Often we think of prophecy as some sort of futuristic prediction. We can be quite self-centred, thinking that prophecy is a proclamation of what God has in store for me and my life specifically in the future. Of course God could tell us such things. However prophecy in the Bible very rarely works like that.
Prophecy in the Old Testament is rarely about predicting the future (although that does happen). Usually prophets speak to the people of their own time and call them back to the covenant God made with them at Sinai. However they also look forward. All the Old Testament prophecies are fulfilled in Jesus (Luke 24:25-27; Luke 24:44-46; John 5:39; 2 Corinthians 1:19-20). The Old Testaments prophets look forward to the ultimate fulfilment of their words in Jesus. Thus the spirit of prophecy is testimony to Jesus. The prophets spoke about Jesus and their words point forward to him and are fulfilled in him.
In the New Testament it is the same, but we point back to Jesus. The gospel declares the person, life, death and resurrection of Jesus Christ. Thus the spirit of prophecy is the testimony of Jesus. Prophecy points to Jesus, whether it points forward or backwards.

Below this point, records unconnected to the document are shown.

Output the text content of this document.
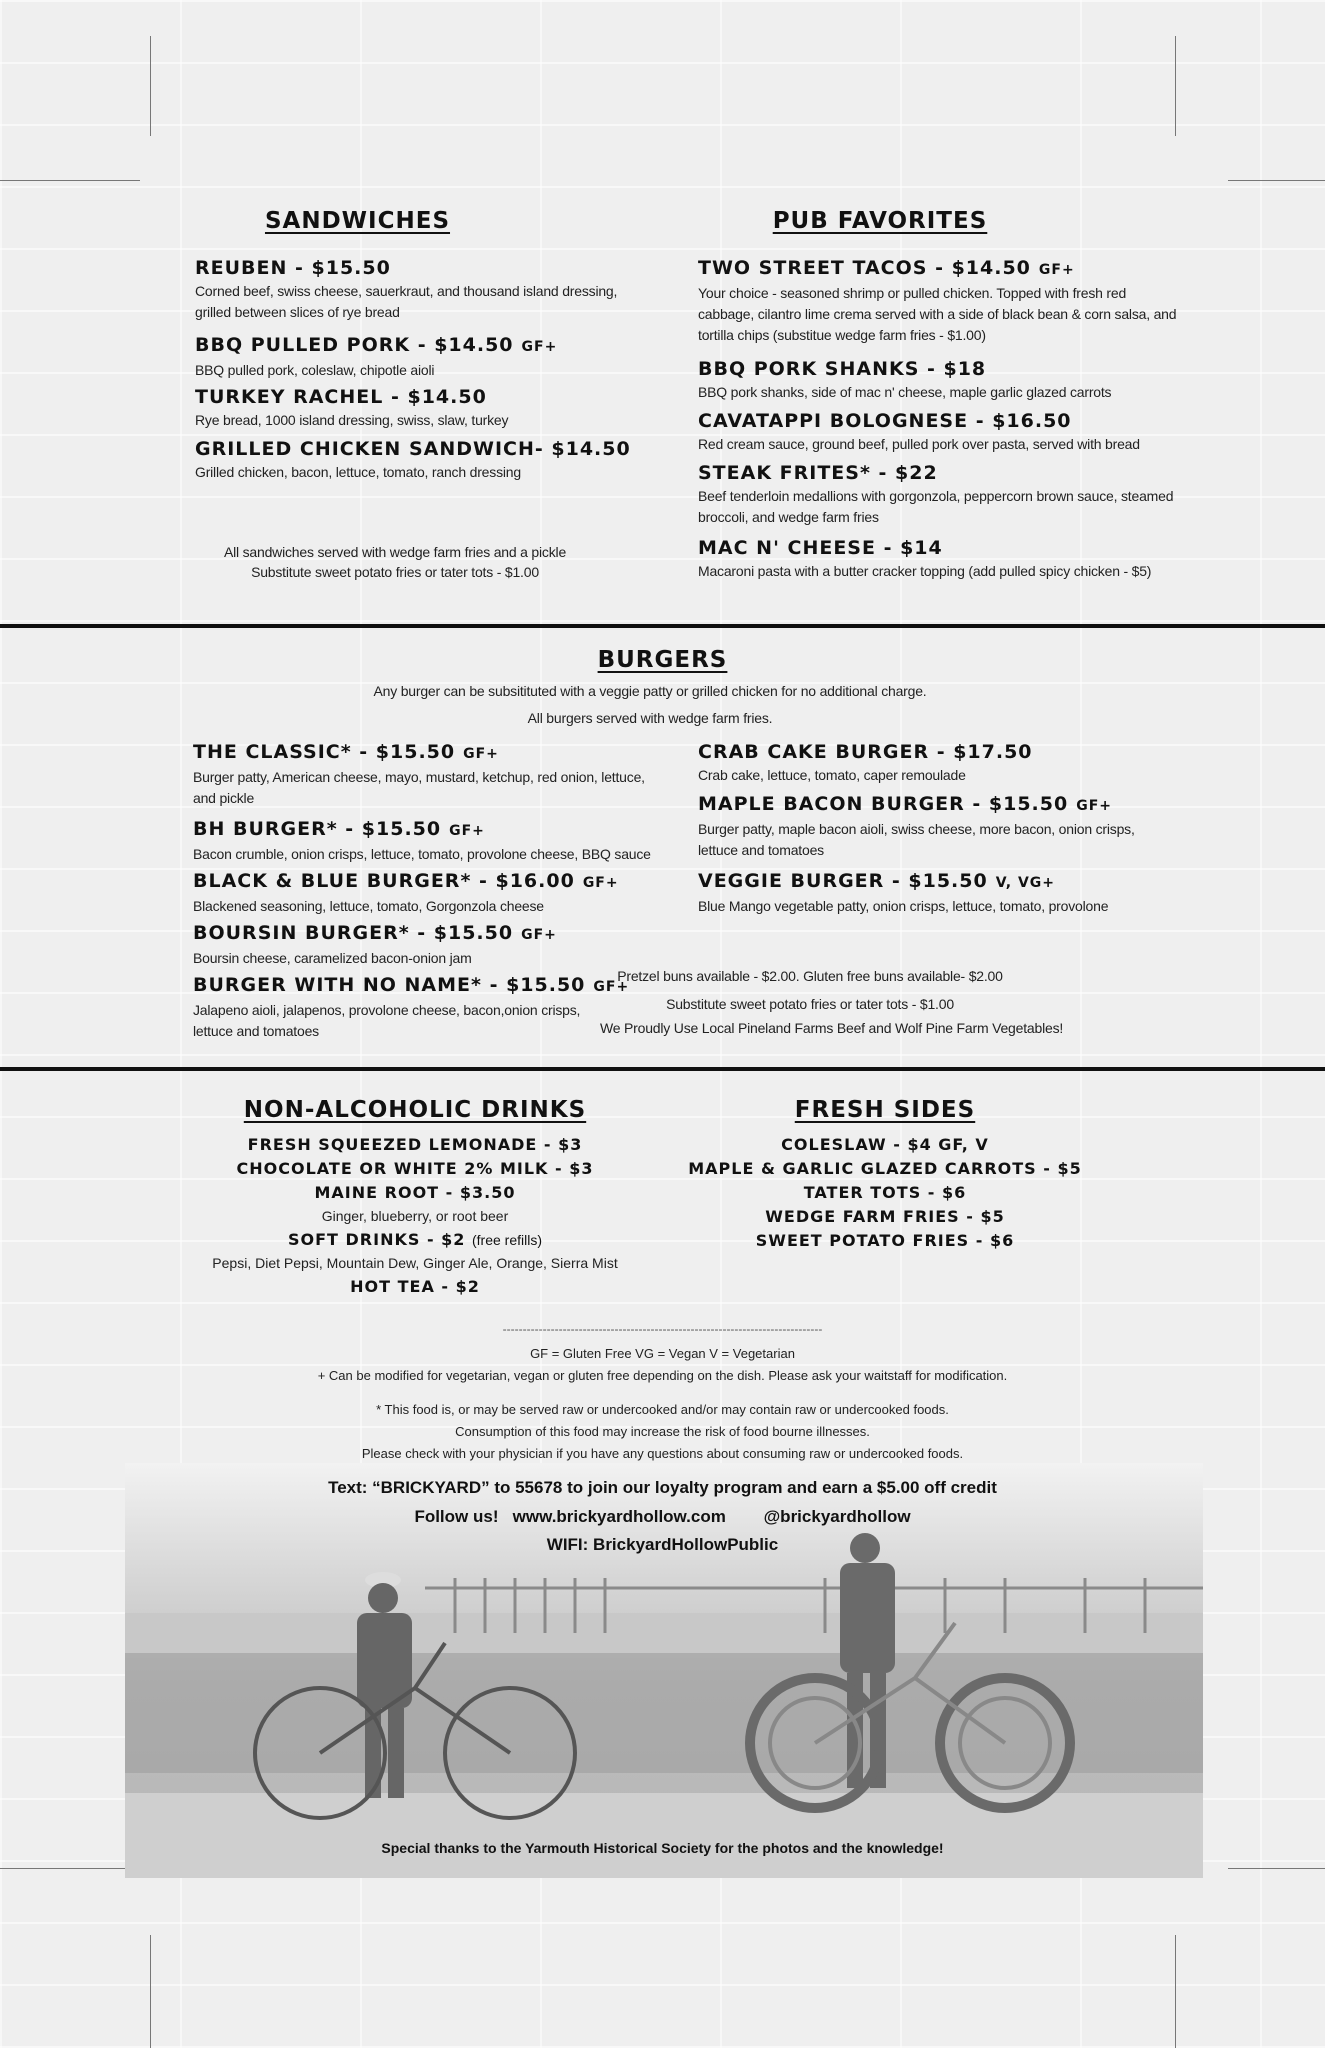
SANDWICHES
REUBEN - $15.50
Corned beef, swiss cheese, sauerkraut, and thousand island dressing, grilled between slices of rye bread
BBQ PULLED PORK - $14.50 GF+
BBQ pulled pork, coleslaw, chipotle aioli
TURKEY RACHEL - $14.50
Rye bread, 1000 island dressing, swiss, slaw, turkey
GRILLED CHICKEN SANDWICH- $14.50
Grilled chicken, bacon, lettuce, tomato, ranch dressing
All sandwiches served with wedge farm fries and a pickle
Substitute sweet potato fries or tater tots - $1.00
PUB FAVORITES
TWO STREET TACOS - $14.50 GF+
Your choice - seasoned shrimp or pulled chicken. Topped with fresh red cabbage, cilantro lime crema served with a side of black bean & corn salsa, and tortilla chips (substitue wedge farm fries - $1.00)
BBQ PORK SHANKS - $18
BBQ pork shanks, side of mac n' cheese, maple garlic glazed carrots
CAVATAPPI BOLOGNESE - $16.50
Red cream sauce, ground beef, pulled pork over pasta, served with bread
STEAK FRITES* - $22
Beef tenderloin medallions with gorgonzola, peppercorn brown sauce, steamed broccoli, and wedge farm fries
MAC N' CHEESE - $14
Macaroni pasta with a butter cracker topping (add pulled spicy chicken - $5)
BURGERS
Any burger can be subsitituted with a veggie patty or grilled chicken for no additional charge.
All burgers served with wedge farm fries.
THE CLASSIC* - $15.50 GF+
Burger patty, American cheese, mayo, mustard, ketchup, red onion, lettuce, and pickle
BH BURGER* - $15.50 GF+
Bacon crumble, onion crisps, lettuce, tomato, provolone cheese, BBQ sauce
BLACK & BLUE BURGER* - $16.00 GF+
Blackened seasoning, lettuce, tomato, Gorgonzola cheese
BOURSIN BURGER* - $15.50 GF+
Boursin cheese, caramelized bacon-onion jam
BURGER WITH NO NAME* - $15.50 GF+
Jalapeno aioli, jalapenos, provolone cheese, bacon,onion crisps, lettuce and tomatoes
CRAB CAKE BURGER - $17.50
Crab cake, lettuce, tomato, caper remoulade
MAPLE BACON BURGER - $15.50 GF+
Burger patty, maple bacon aioli, swiss cheese, more bacon, onion crisps, lettuce and tomatoes
VEGGIE BURGER - $15.50 V, VG+
Blue Mango vegetable patty, onion crisps, lettuce, tomato, provolone
Pretzel buns available - $2.00. Gluten free buns available- $2.00
Substitute sweet potato fries or tater tots - $1.00
We Proudly Use Local Pineland Farms Beef and Wolf Pine Farm Vegetables!
NON-ALCOHOLIC DRINKS
FRESH SQUEEZED LEMONADE - $3
CHOCOLATE OR WHITE 2% MILK - $3
MAINE ROOT - $3.50
Ginger, blueberry, or root beer
SOFT DRINKS - $2 (free refills)
Pepsi, Diet Pepsi, Mountain Dew, Ginger Ale, Orange, Sierra Mist
HOT TEA - $2
FRESH SIDES
COLESLAW - $4 GF, V
MAPLE & GARLIC GLAZED CARROTS - $5
TATER TOTS - $6
WEDGE FARM FRIES - $5
SWEET POTATO FRIES - $6
--------------------------------------------------------------------------------
GF = Gluten Free VG = Vegan V = Vegetarian
+ Can be modified for vegetarian, vegan or gluten free depending on the dish. Please ask your waitstaff for modification.
* This food is, or may be served raw or undercooked and/or may contain raw or undercooked foods.
Consumption of this food may increase the risk of food bourne illnesses.
Please check with your physician if you have any questions about consuming raw or undercooked foods.
Text: “BRICKYARD” to 55678 to join our loyalty program and earn a $5.00 off credit
Follow us!   www.brickyardhollow.com        @brickyardhollow
WIFI: BrickyardHollowPublic
Special thanks to the Yarmouth Historical Society for the photos and the knowledge!
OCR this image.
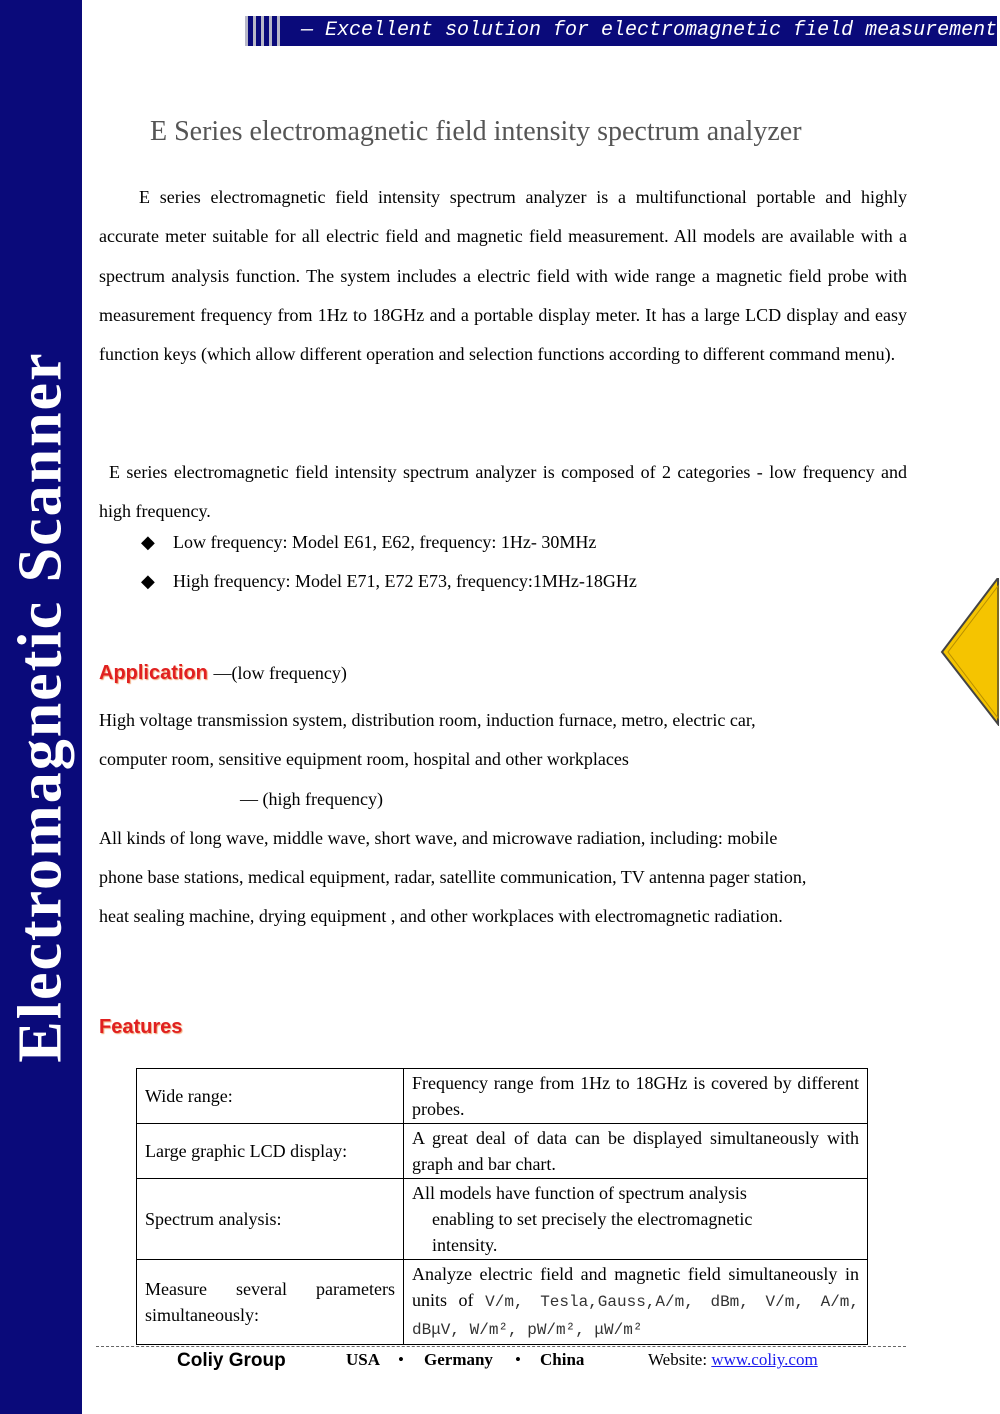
Electromagnetic Scanner
— Excellent solution for electromagnetic field measurement
E Series electromagnetic field intensity spectrum analyzer
E series electromagnetic field intensity spectrum analyzer is a multifunctional portable and highly accurate meter suitable for all electric field and magnetic field measurement. All models are available with a spectrum analysis function. The system includes a electric field with wide range a magnetic field probe with measurement frequency from 1Hz to 18GHz and a portable display meter. It has a large LCD display and easy function keys (which allow different operation and selection functions according to different command menu).
E series electromagnetic field intensity spectrum analyzer is composed of 2 categories - low frequency and high frequency.
◆ Low frequency: Model E61, E62, frequency: 1Hz- 30MHz
◆ High frequency: Model E71, E72 E73, frequency:1MHz-18GHz
Application —(low frequency)
High voltage transmission system, distribution room, induction furnace, metro, electric car,
computer room, sensitive equipment room, hospital and other workplaces
— (high frequency)
All kinds of long wave, middle wave, short wave, and microwave radiation, including: mobile
phone base stations, medical equipment, radar, satellite communication, TV antenna pager station,
heat sealing machine, drying equipment , and other workplaces with electromagnetic radiation.
Features
Wide range:	Frequency range from 1Hz to 18GHz is covered by different probes.
Large graphic LCD display:	A great deal of data can be displayed simultaneously with graph and bar chart.
Spectrum analysis:	All models have function of spectrum analysis
enabling to set precisely the electromagnetic
intensity.

Measure several parameters simultaneously:	Analyze electric field and magnetic field simultaneously in units of V/m, Tesla,Gauss,A/m, dBm, V/m, A/m, dBμV, W/m², pW/m², μW/m²
Coliy Group	USA • Germany • China	Website: www.coliy.com
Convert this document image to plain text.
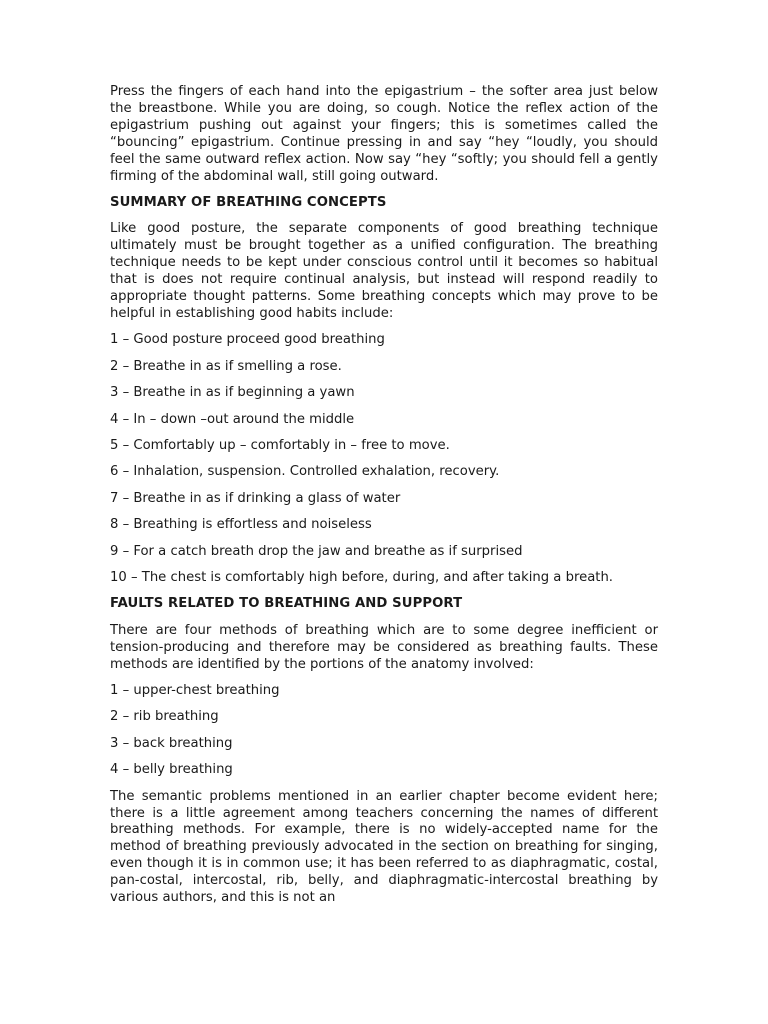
Press the fingers of each hand into the epigastrium – the softer area just below the breastbone. While you are doing, so cough. Notice the reflex action of the epigastrium pushing out against your fingers; this is sometimes called the “bouncing” epigastrium. Continue pressing in and say “hey “loudly, you should feel the same outward reflex action. Now say “hey “softly; you should fell a gently firming of the abdominal wall, still going outward.

SUMMARY OF BREATHING CONCEPTS

Like good posture, the separate components of good breathing technique ultimately must be brought together as a unified configuration. The breathing technique needs to be kept under conscious control until it becomes so habitual that is does not require continual analysis, but instead will respond readily to appropriate thought patterns. Some breathing concepts which may prove to be helpful in establishing good habits include:

1 – Good posture proceed good breathing

2 – Breathe in as if smelling a rose.

3 – Breathe in as if beginning a yawn

4 – In – down –out around the middle

5 – Comfortably up – comfortably in – free to move.

6 – Inhalation, suspension. Controlled exhalation, recovery.

7 – Breathe in as if drinking a glass of water

8 – Breathing is effortless and noiseless

9 – For a catch breath drop the jaw and breathe as if surprised

10 – The chest is comfortably high before, during, and after taking a breath.

FAULTS RELATED TO BREATHING AND SUPPORT

There are four methods of breathing which are to some degree inefficient or tension-producing and therefore may be considered as breathing faults. These methods are identified by the portions of the anatomy involved:

1 – upper-chest breathing

2 – rib breathing

3 – back breathing

4 – belly breathing

The semantic problems mentioned in an earlier chapter become evident here; there is a little agreement among teachers concerning the names of different breathing methods. For example, there is no widely-accepted name for the method of breathing previously advocated in the section on breathing for singing, even though it is in common use; it has been referred to as diaphragmatic, costal, pan-costal, intercostal, rib, belly, and diaphragmatic-intercostal breathing by various authors, and this is not an
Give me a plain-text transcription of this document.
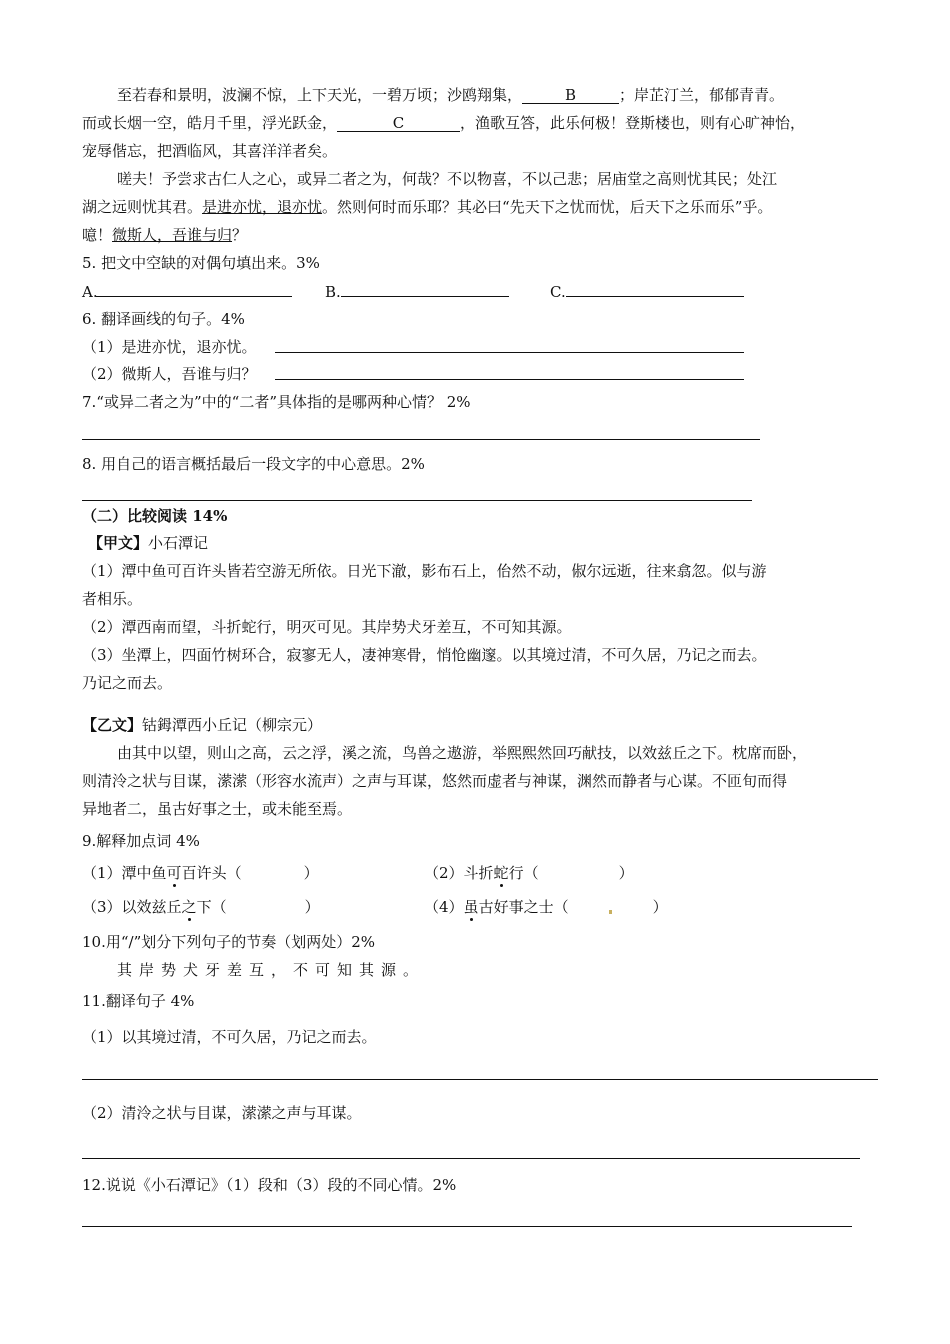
至若春和景明，波澜不惊，上下天光，一碧万顷；沙鸥翔集，	B	；岸芷汀兰，郁郁青青。
而或长烟一空，皓月千里，浮光跃金，	C	，渔歌互答，此乐何极！登斯楼也，则有心旷神怡，
宠辱偕忘，把酒临风，其喜洋洋者矣。
嗟夫！予尝求古仁人之心，或异二者之为，何哉？不以物喜，不以己悲；居庙堂之高则忧其民；处江
湖之远则忧其君。是进亦忧，退亦忧。然则何时而乐耶？其必曰“先天下之忧而忧，后天下之乐而乐”乎。
噫！微斯人，吾谁与归？
5. 把文中空缺的对偶句填出来。3%
A.	B.	C.
6. 翻译画线的句子。4%
（1）是进亦忧，退亦忧。
（2）微斯人，吾谁与归？
7.“或异二者之为”中的“二者”具体指的是哪两种心情？ 2%
8. 用自己的语言概括最后一段文字的中心意思。2%
（二）比较阅读 14%
【甲文】小石潭记
（1）潭中鱼可百许头皆若空游无所依。日光下澈，影布石上，佁然不动，俶尔远逝，往来翕忽。似与游
者相乐。
（2）潭西南而望，斗折蛇行，明灭可见。其岸势犬牙差互，不可知其源。
（3）坐潭上，四面竹树环合，寂寥无人，凄神寒骨，悄怆幽邃。以其境过清，不可久居，乃记之而去。
乃记之而去。
【乙文】钴鉧潭西小丘记（柳宗元）
由其中以望，则山之高，云之浮，溪之流，鸟兽之遨游，举熙熙然回巧献技，以效兹丘之下。枕席而卧，
则清泠之状与目谋，潆潆（形容水流声）之声与耳谋，悠然而虚者与神谋，渊然而静者与心谋。不匝旬而得
异地者二，虽古好事之士，或未能至焉。
9.解释加点词 4%
（1）潭中鱼可百许头（	）	（2）斗折蛇行（	）
（3）以效兹丘之下（	）	（4）虽古好事之士（	）
10.用“/”划分下列句子的节奏（划两处）2%
其岸势犬牙差互，不可知其源。
11.翻译句子 4%
（1）以其境过清，不可久居，乃记之而去。
（2）清泠之状与目谋，潆潆之声与耳谋。
12.说说《小石潭记》（1）段和（3）段的不同心情。2%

Prophecy then is not so much about us, it is more about Jesus. It is declaring the gospel: bearing testimony to Jesus.
There are what seem to be exceptions to this: often Agabus is mentioned
(Acts 11:28-30; Acts 21:10-11). However most prophecy in the Bible is not so specific and predictive; Agabus is an exception to the general rule. And furthermore Agabus isn’t just making some prediction about any old individual. These are major movements in the early church regarding the apostle to the Gentiles and the survival of the Jewish church from famine.
I’m not saying that what I have written here exhausts the subject of prophecy. However prophecy is primarily about Jesus. The spirit of prophecy is the testimony to Jesus. Do you want to prophesy? Then tell people about Jesus!